Gutmann’s father was a scrap metal dealer and an immigrant who escaped Nazi Germany. When he died suddenly while she was in high school, the prospect of paying for college became even less feasible. Generous financial aid made higher education possible for Gutmann, something she’s since devoted her life to. Her dedication has bred results: Since 2004, Penn has awarded $2 billion in undergraduate aid to more than 22,000 students.
“As a first-generation college student herself, President Gutmann comes from a modest, challenging background and relates personally to those who have potential but don’t have resources,” said Carol Carter, GlobalMindED founder and CEO. “Her standard setting diverse hires in key roles and recruitment and retainment of underrepresented students show that college presidents can deliver diversity by the numbers and that it is possible to design a culture where diverse students thrive on campus through innovation, exposure to experiences, and leadership development.”
Since Gutmann joined the Penn family 16 years ago, she has made inclusivity her mission. One of the three pillars of her Penn Compact, being inclusive, along with being innovative and impactful, is at the core of what Penn strives to do.

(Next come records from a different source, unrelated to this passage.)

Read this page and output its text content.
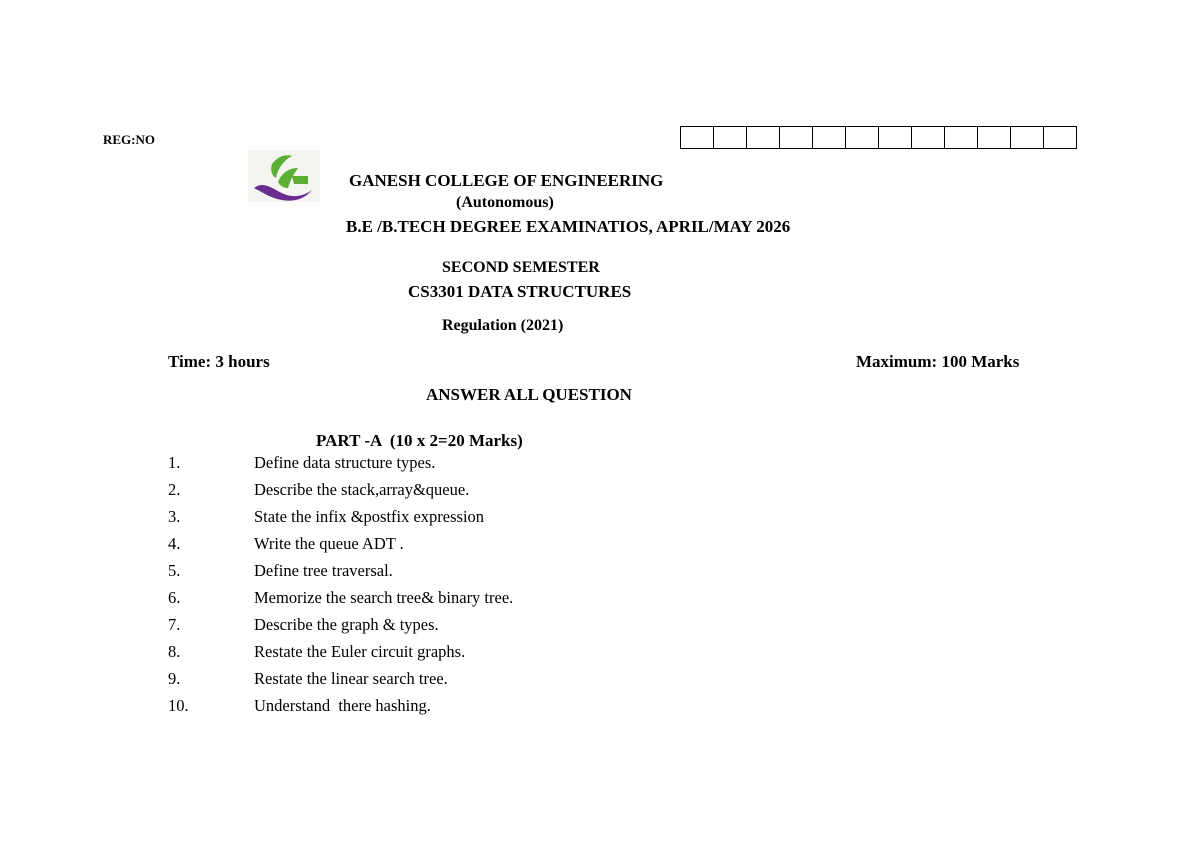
REG:NO
GANESH COLLEGE OF ENGINEERING
(Autonomous)
B.E /B.TECH DEGREE EXAMINATIOS, APRIL/MAY 2026
SECOND SEMESTER
CS3301 DATA STRUCTURES
Regulation (2021)
Time: 3 hours	Maximum: 100 Marks
ANSWER ALL QUESTION
PART -A  (10 x 2=20 Marks)
1.	Define data structure types.
2.	Describe the stack,array&queue.
3.	State the infix &postfix expression
4.	Write the queue ADT .
5.	Define tree traversal.
6.	Memorize the search tree& binary tree.
7.	Describe the graph & types.
8.	Restate the Euler circuit graphs.
9.	Restate the linear search tree.
10.	Understand  there hashing.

The cornerstone of Penn’s initiative to increase access for students from all socioeconomic backgrounds is its grant-based financial aid program, which launched in 2008. Today, 45 percent of Penn’s undergraduate students receive grant-based financial aid packages, with an average of $56,693 in funding—more than the cost of tuition.
Gutmann and Penn also outlined, in 2011, a $100 million Action Plan for Faculty Diversity and Excellence, which, according to recent figures, has resulted in a 22% increase in female faculty and a 46% increase in underrepresented minority faculty.
“This is not only the right thing to do, it is also the smart thing to do,” Gutmann told those tuning in during the inspiring GlobalMindED celebration. “From inventing lifesaving cancer treatments to transforming our capacity to cooperate across divide, when we’re at our most diverse, we’re also at our creative best.”
Gutmann was the only leader from the higher education sector to be awarded the GlobalMindED recognition this year. What separated her from other nominees, said Carter, is Gutmann’s ability to hold her colleagues—even those outside of Penn—to higher standards when it comes to inclusion.
“GlobalMindED values leaders who excel not just within the confines of their job, but courageously extend out to a larger network, calling others forward to close the equity gap,” said Carter. “These qualities have never been more needed in higher ed than what the 2020 challenges have revealed to us all. We are so grateful for her groundbreaking work for all educators and leaders.”